Choledochal cysts are an uncommon anomaly and are thought to be a result of abnormal long common channel between the distal CBD and pancreatic duct which can lead to reflux of pancreatic enzymes into the biliary tree causing weakness in ductal walls and abnormal dilatation [1]. Another proposed theory is malfunctioning sphincter of oddi causing upstream reflux of pancreatic juices with resultant biliary dilatation [2]. Both extra and intrahepatic ducts can be involved. Based on the location of involvement, Todani et al., [3] have classified CDC into five types: Type 1 is the most common type and is further divided into three subtypes on the basis of morphology of dilated CBD – 1A(cystic dilatation), 1B(segmental dilatation) and type 1C corresponds to fusiform dilatation of common bile duct, type 2 represents diverticulum of CBD, while type 3 is focal cystic dilatation of terminal CBD known as choledochocele; type 4 has been further subdivided into type 4a which is saccular dilatation of both intra and extra hepatic bile ducts and type 4b where there is saccular dilatation of only extra hepatic bile duct, type 5 is cystic dilatation of only intrahepatic bile ducts and popularly known as Caroli’s disease. This classification does not take into account the involvement of cystic duct. The tremendous advancements in imaging technology have resulted in incidental detection of a number of new variants most of which include involvement of cystic duct. However, all the previous literature is either on isolated cystic duct involvement or the involvement of cystic duct along with extra hepatic duct involvement [47]. The present case was unique as there was involvement of cystic duct along with bilobar central intra hepatic bile ducts [Table/Fig-2].

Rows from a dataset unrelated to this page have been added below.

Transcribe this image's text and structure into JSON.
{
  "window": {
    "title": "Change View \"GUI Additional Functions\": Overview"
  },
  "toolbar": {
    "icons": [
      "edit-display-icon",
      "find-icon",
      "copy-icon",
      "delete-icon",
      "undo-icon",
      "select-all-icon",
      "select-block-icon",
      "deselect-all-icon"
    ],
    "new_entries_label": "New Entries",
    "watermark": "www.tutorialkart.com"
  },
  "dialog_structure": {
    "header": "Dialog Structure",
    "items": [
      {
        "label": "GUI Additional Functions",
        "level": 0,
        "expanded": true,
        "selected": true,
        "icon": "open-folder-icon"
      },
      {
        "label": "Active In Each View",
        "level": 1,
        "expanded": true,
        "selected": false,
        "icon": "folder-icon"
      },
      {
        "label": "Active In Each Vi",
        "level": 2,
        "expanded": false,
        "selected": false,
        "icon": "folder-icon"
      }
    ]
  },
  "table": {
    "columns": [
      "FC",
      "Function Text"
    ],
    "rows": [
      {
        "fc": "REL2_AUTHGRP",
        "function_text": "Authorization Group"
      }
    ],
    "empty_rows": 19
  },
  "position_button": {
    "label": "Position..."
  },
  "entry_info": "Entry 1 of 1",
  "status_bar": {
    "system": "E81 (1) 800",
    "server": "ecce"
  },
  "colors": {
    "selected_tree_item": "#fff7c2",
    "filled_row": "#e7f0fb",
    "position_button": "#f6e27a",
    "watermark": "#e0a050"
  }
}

Schematic diagram depicting different types of choledochal cysts as proposed by Todani et al., [3] and the present case. Yellow colour- biliary tree, green- gall bladder and cystic duct, orange- duodenum, light pink- pancreas

Preoperative diagnosis is very important as choledochal cysts with only extrahepatic duct involvement are managed by complete excision of cyst with hepaticoenterostomy and cholecystectomy, while if there is intrahepatic involvement then partial hepatectomy or liver transplantation may be needed according to the extent of disease [8,9]. As the use of laparoscopic management of CDC is increasing [10], preoperative diagnosis of such variants helps in deciding the surgical approach and to avoid complications of duct injury.

Conclusion

In conclusion, with the recent surge in the volume of literature describing new variants of CDC, especially including cystic ducts, we propose the inclusion of cystic duct variants in the classification and that a suffix “c” can be added after the parent subtype if cystic duct is also involved. Hence, our case can be considered as a variant of Todani’s type 4A with extrahepatic duct involvement in form of cystic duct dilatation. Hence it can be classified as type 4A’c’ or 4c, while an isolated cystic duct can be considered as type 6.